I liked last year's anime better, but that's my opinion. I like Nurarihyon, despite what you reviewer thought of it. It was fun to watch. Not perfect or amazing, but enjoyable. Hanasaku Iroha was really nice, and more enjoyable than most of the anime I watched that showed this year. Same with Ika Musume. And Tiger & Bunny. But I can respect if people disagree with my sentiments. To each their own, as I like to say.

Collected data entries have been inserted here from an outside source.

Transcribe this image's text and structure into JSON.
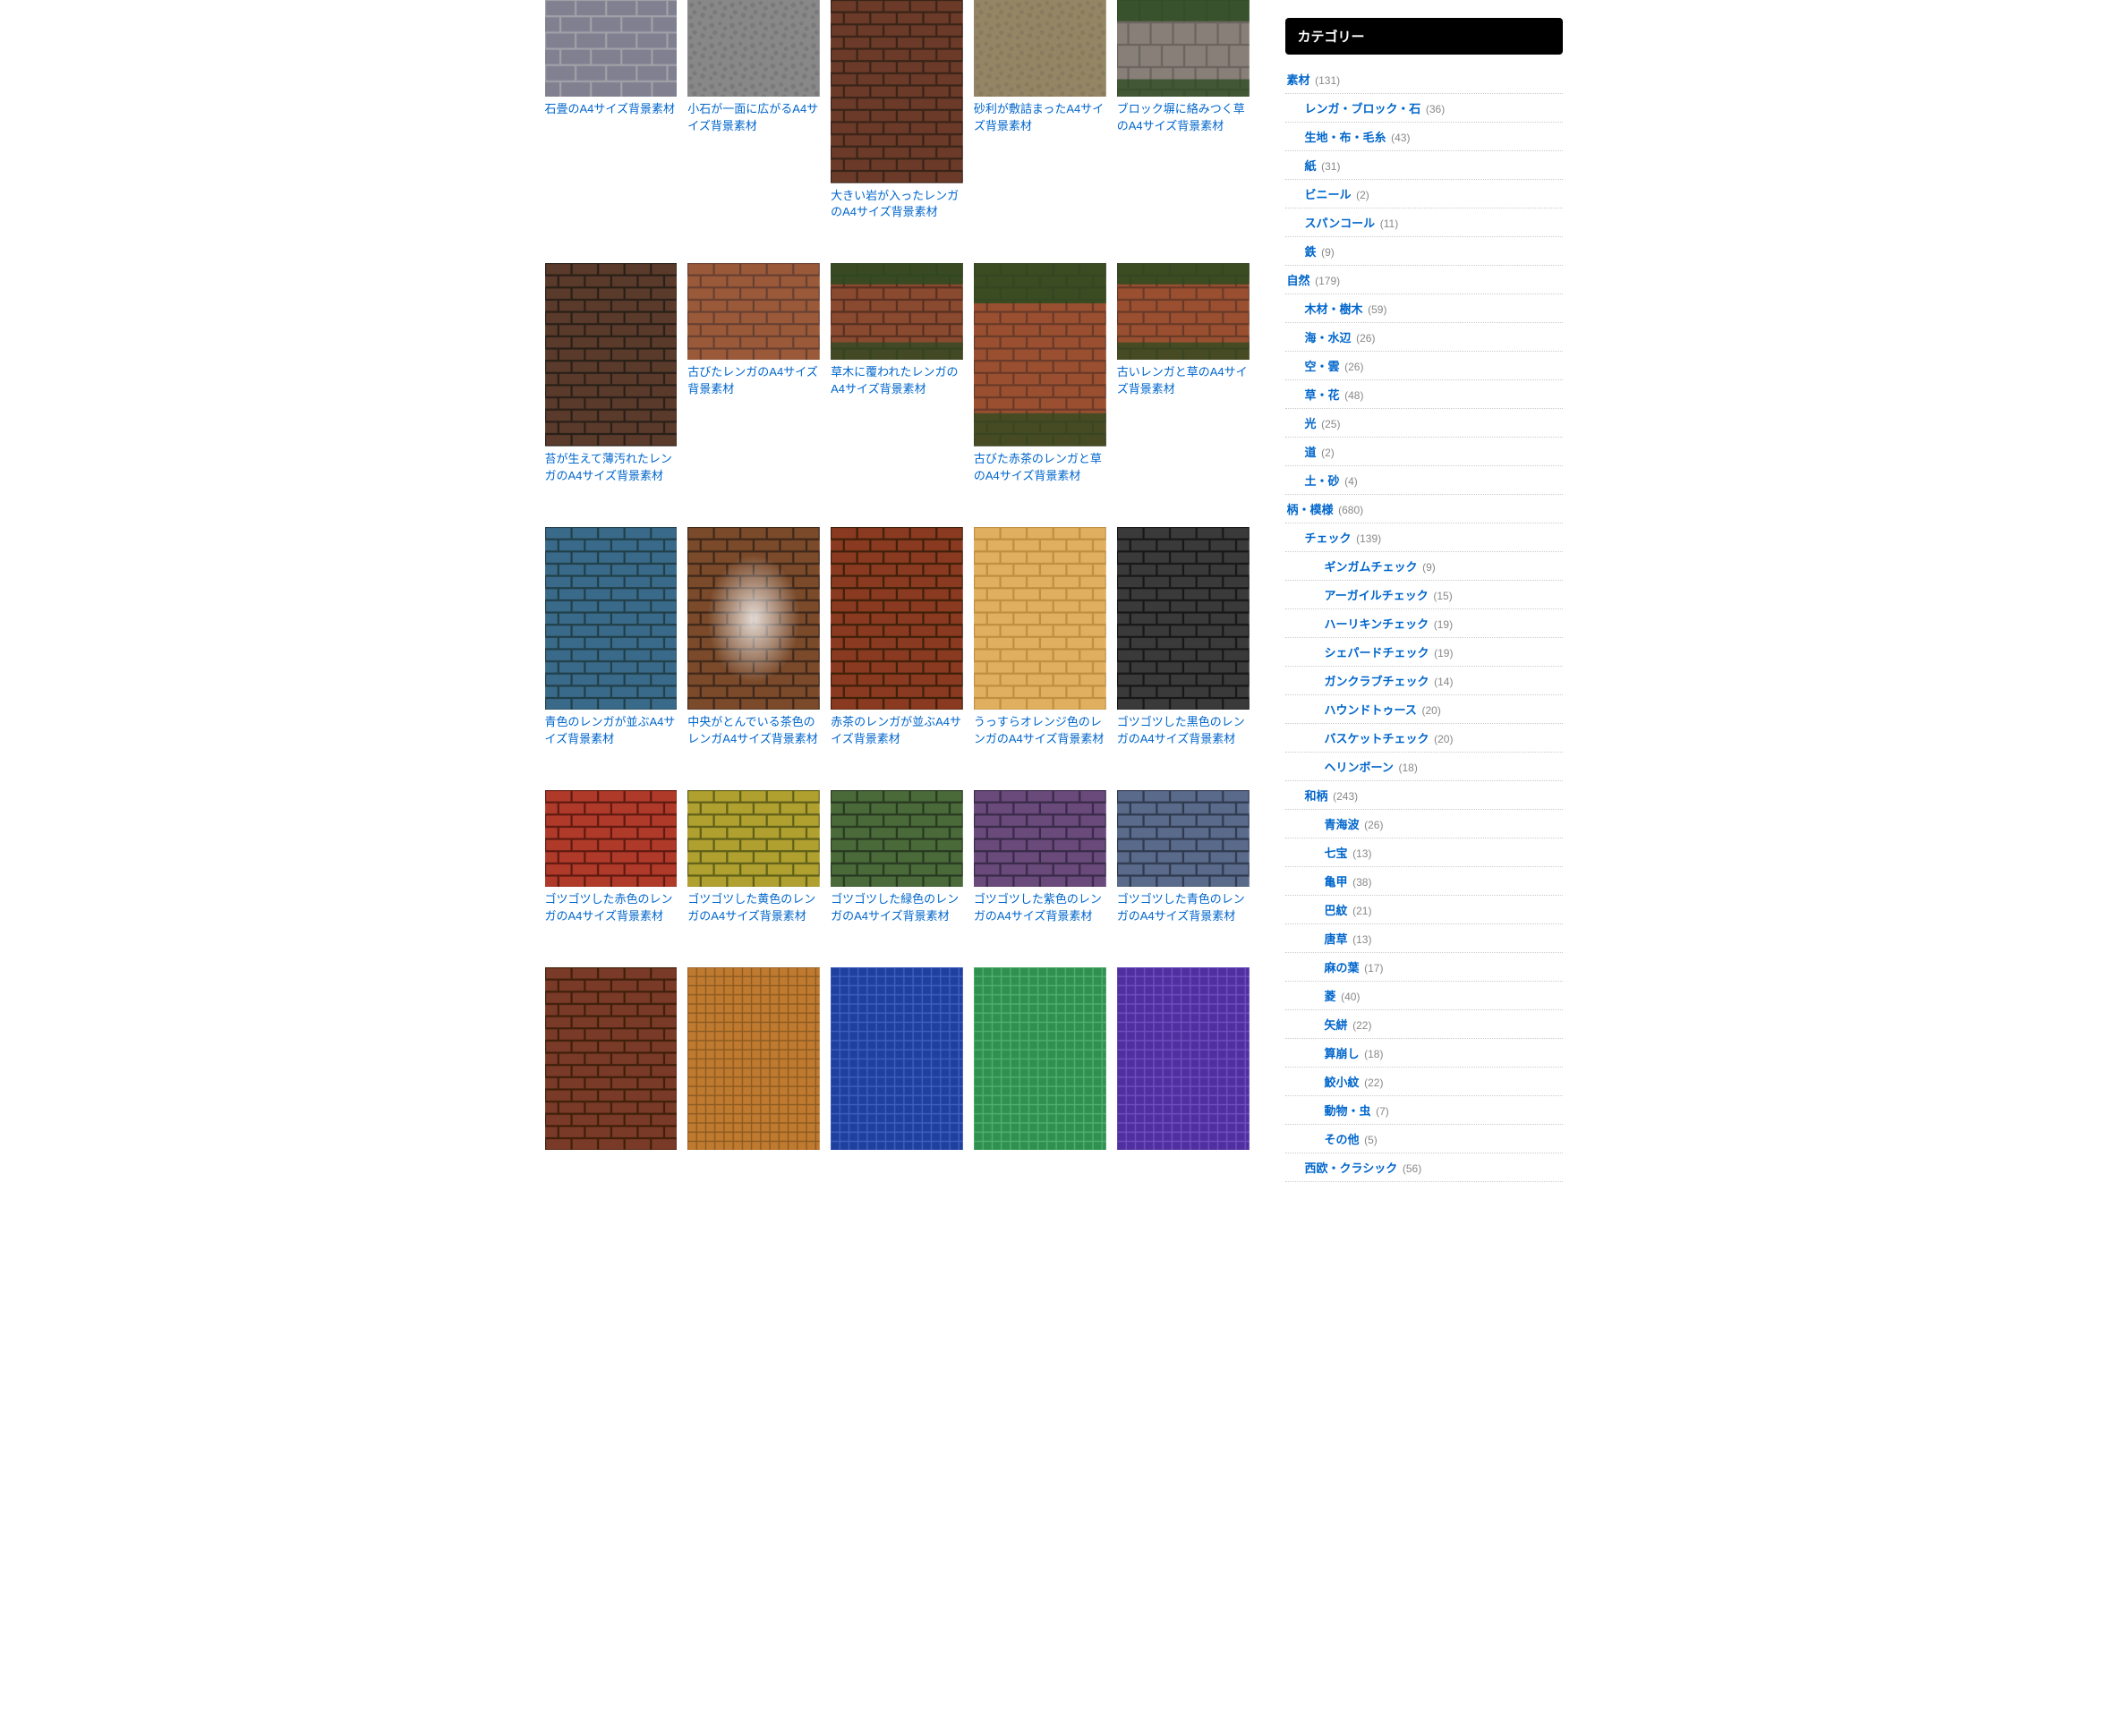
{
  "sidebar": {
    "title": "カテゴリー",
    "categories": [
      {
        "label": "素材",
        "count": "(131)",
        "level": 0
      },
      {
        "label": "レンガ・ブロック・石",
        "count": "(36)",
        "level": 1
      },
      {
        "label": "生地・布・毛糸",
        "count": "(43)",
        "level": 1
      },
      {
        "label": "紙",
        "count": "(31)",
        "level": 1
      },
      {
        "label": "ビニール",
        "count": "(2)",
        "level": 1
      },
      {
        "label": "スパンコール",
        "count": "(11)",
        "level": 1
      },
      {
        "label": "鉄",
        "count": "(9)",
        "level": 1
      },
      {
        "label": "自然",
        "count": "(179)",
        "level": 0
      },
      {
        "label": "木材・樹木",
        "count": "(59)",
        "level": 1
      },
      {
        "label": "海・水辺",
        "count": "(26)",
        "level": 1
      },
      {
        "label": "空・雲",
        "count": "(26)",
        "level": 1
      },
      {
        "label": "草・花",
        "count": "(48)",
        "level": 1
      },
      {
        "label": "光",
        "count": "(25)",
        "level": 1
      },
      {
        "label": "道",
        "count": "(2)",
        "level": 1
      },
      {
        "label": "土・砂",
        "count": "(4)",
        "level": 1
      },
      {
        "label": "柄・模様",
        "count": "(680)",
        "level": 0
      },
      {
        "label": "チェック",
        "count": "(139)",
        "level": 1
      },
      {
        "label": "ギンガムチェック",
        "count": "(9)",
        "level": 2
      },
      {
        "label": "アーガイルチェック",
        "count": "(15)",
        "level": 2
      },
      {
        "label": "ハーリキンチェック",
        "count": "(19)",
        "level": 2
      },
      {
        "label": "シェパードチェック",
        "count": "(19)",
        "level": 2
      },
      {
        "label": "ガンクラブチェック",
        "count": "(14)",
        "level": 2
      },
      {
        "label": "ハウンドトゥース",
        "count": "(20)",
        "level": 2
      },
      {
        "label": "バスケットチェック",
        "count": "(20)",
        "level": 2
      },
      {
        "label": "ヘリンボーン",
        "count": "(18)",
        "level": 2
      },
      {
        "label": "和柄",
        "count": "(243)",
        "level": 1
      },
      {
        "label": "青海波",
        "count": "(26)",
        "level": 2
      },
      {
        "label": "七宝",
        "count": "(13)",
        "level": 2
      },
      {
        "label": "亀甲",
        "count": "(38)",
        "level": 2
      },
      {
        "label": "巴紋",
        "count": "(21)",
        "level": 2
      },
      {
        "label": "唐草",
        "count": "(13)",
        "level": 2
      },
      {
        "label": "麻の葉",
        "count": "(17)",
        "level": 2
      },
      {
        "label": "菱",
        "count": "(40)",
        "level": 2
      },
      {
        "label": "矢絣",
        "count": "(22)",
        "level": 2
      },
      {
        "label": "算崩し",
        "count": "(18)",
        "level": 2
      },
      {
        "label": "鮫小紋",
        "count": "(22)",
        "level": 2
      },
      {
        "label": "動物・虫",
        "count": "(7)",
        "level": 2
      },
      {
        "label": "その他",
        "count": "(5)",
        "level": 2
      },
      {
        "label": "西欧・クラシック",
        "count": "(56)",
        "level": 1
      }
    ]
  },
  "items": [
    {
      "title": "石畳のA4サイズ背景素材",
      "shape": "landscape",
      "fill": "#808090",
      "mortar": "#a0a0a8",
      "preset": "stone"
    },
    {
      "title": "小石が一面に広がるA4サイズ背景素材",
      "shape": "landscape",
      "fill": "#7a7a7a",
      "mortar": "#888",
      "preset": "gravel"
    },
    {
      "title": "大きい岩が入ったレンガのA4サイズ背景素材",
      "shape": "portrait",
      "fill": "#6b3a28",
      "mortar": "#3a2418",
      "preset": "brick"
    },
    {
      "title": "砂利が敷詰まったA4サイズ背景素材",
      "shape": "landscape",
      "fill": "#8a7a60",
      "mortar": "#948564",
      "preset": "gravel"
    },
    {
      "title": "ブロック塀に絡みつく草のA4サイズ背景素材",
      "shape": "landscape",
      "fill": "#888078",
      "mortar": "#6a655e",
      "preset": "block-grass"
    },
    {
      "title": "苔が生えて薄汚れたレンガのA4サイズ背景素材",
      "shape": "portrait",
      "fill": "#5a3a2a",
      "mortar": "#2a2018",
      "preset": "brick"
    },
    {
      "title": "古びたレンガのA4サイズ背景素材",
      "shape": "landscape",
      "fill": "#9a5a3a",
      "mortar": "#6a4030",
      "preset": "brick"
    },
    {
      "title": "草木に覆われたレンガのA4サイズ背景素材",
      "shape": "landscape",
      "fill": "#8a4a30",
      "mortar": "#5a3020",
      "preset": "brick-grass"
    },
    {
      "title": "古びた赤茶のレンガと草のA4サイズ背景素材",
      "shape": "portrait",
      "fill": "#9a5030",
      "mortar": "#6a3a28",
      "preset": "brick-grass"
    },
    {
      "title": "古いレンガと草のA4サイズ背景素材",
      "shape": "landscape",
      "fill": "#9a5030",
      "mortar": "#6a3a28",
      "preset": "brick-grass"
    },
    {
      "title": "青色のレンガが並ぶA4サイズ背景素材",
      "shape": "portrait",
      "fill": "#3a6a8a",
      "mortar": "#20404a",
      "preset": "brick"
    },
    {
      "title": "中央がとんでいる茶色のレンガA4サイズ背景素材",
      "shape": "portrait",
      "fill": "#7a4a2a",
      "mortar": "#40281a",
      "preset": "brick-glow"
    },
    {
      "title": "赤茶のレンガが並ぶA4サイズ背景素材",
      "shape": "portrait",
      "fill": "#8a3a20",
      "mortar": "#40200a",
      "preset": "brick"
    },
    {
      "title": "うっすらオレンジ色のレンガのA4サイズ背景素材",
      "shape": "portrait",
      "fill": "#e0b060",
      "mortar": "#c09040",
      "preset": "brick"
    },
    {
      "title": "ゴツゴツした黒色のレンガのA4サイズ背景素材",
      "shape": "portrait",
      "fill": "#3a3a3a",
      "mortar": "#181818",
      "preset": "brick"
    },
    {
      "title": "ゴツゴツした赤色のレンガのA4サイズ背景素材",
      "shape": "landscape",
      "fill": "#b03a2a",
      "mortar": "#601a10",
      "preset": "brick"
    },
    {
      "title": "ゴツゴツした黄色のレンガのA4サイズ背景素材",
      "shape": "landscape",
      "fill": "#b0a030",
      "mortar": "#606018",
      "preset": "brick"
    },
    {
      "title": "ゴツゴツした緑色のレンガのA4サイズ背景素材",
      "shape": "landscape",
      "fill": "#4a6a3a",
      "mortar": "#283a20",
      "preset": "brick"
    },
    {
      "title": "ゴツゴツした紫色のレンガのA4サイズ背景素材",
      "shape": "landscape",
      "fill": "#6a4a7a",
      "mortar": "#3a2a4a",
      "preset": "brick"
    },
    {
      "title": "ゴツゴツした青色のレンガのA4サイズ背景素材",
      "shape": "landscape",
      "fill": "#5a6a8a",
      "mortar": "#303a50",
      "preset": "brick"
    },
    {
      "title": "",
      "shape": "portrait",
      "fill": "#7a3a28",
      "mortar": "#40200a",
      "preset": "brick"
    },
    {
      "title": "",
      "shape": "portrait",
      "fill": "#c07a30",
      "mortar": "#8a5a20",
      "preset": "tile"
    },
    {
      "title": "",
      "shape": "portrait",
      "fill": "#2040a0",
      "mortar": "#4060c0",
      "preset": "tile"
    },
    {
      "title": "",
      "shape": "portrait",
      "fill": "#309050",
      "mortar": "#50b070",
      "preset": "tile"
    },
    {
      "title": "",
      "shape": "portrait",
      "fill": "#5030a0",
      "mortar": "#7050c0",
      "preset": "tile"
    }
  ]
}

As reviewers, I think we try to stay away from solely awarding scores based on how enjoyable something is; I find most harem comedy shows to be enjoyable as hell, but there is very little chance of me awarding most of the generic harem romcom fare a high grade because there's just something about cheap erotic humor that will probably never make it truly a hit. That is, you'd have to craft a very strong story or presentation style underneath it all (sort of like how the old school manga Futari Ecchi did) in order to really stand out.

I don't think any of us here at NHRV thought last year was bad by any means, especially if you take a look at our 2011 article, but I don't know if I'd compare these two years and say one is better than the other.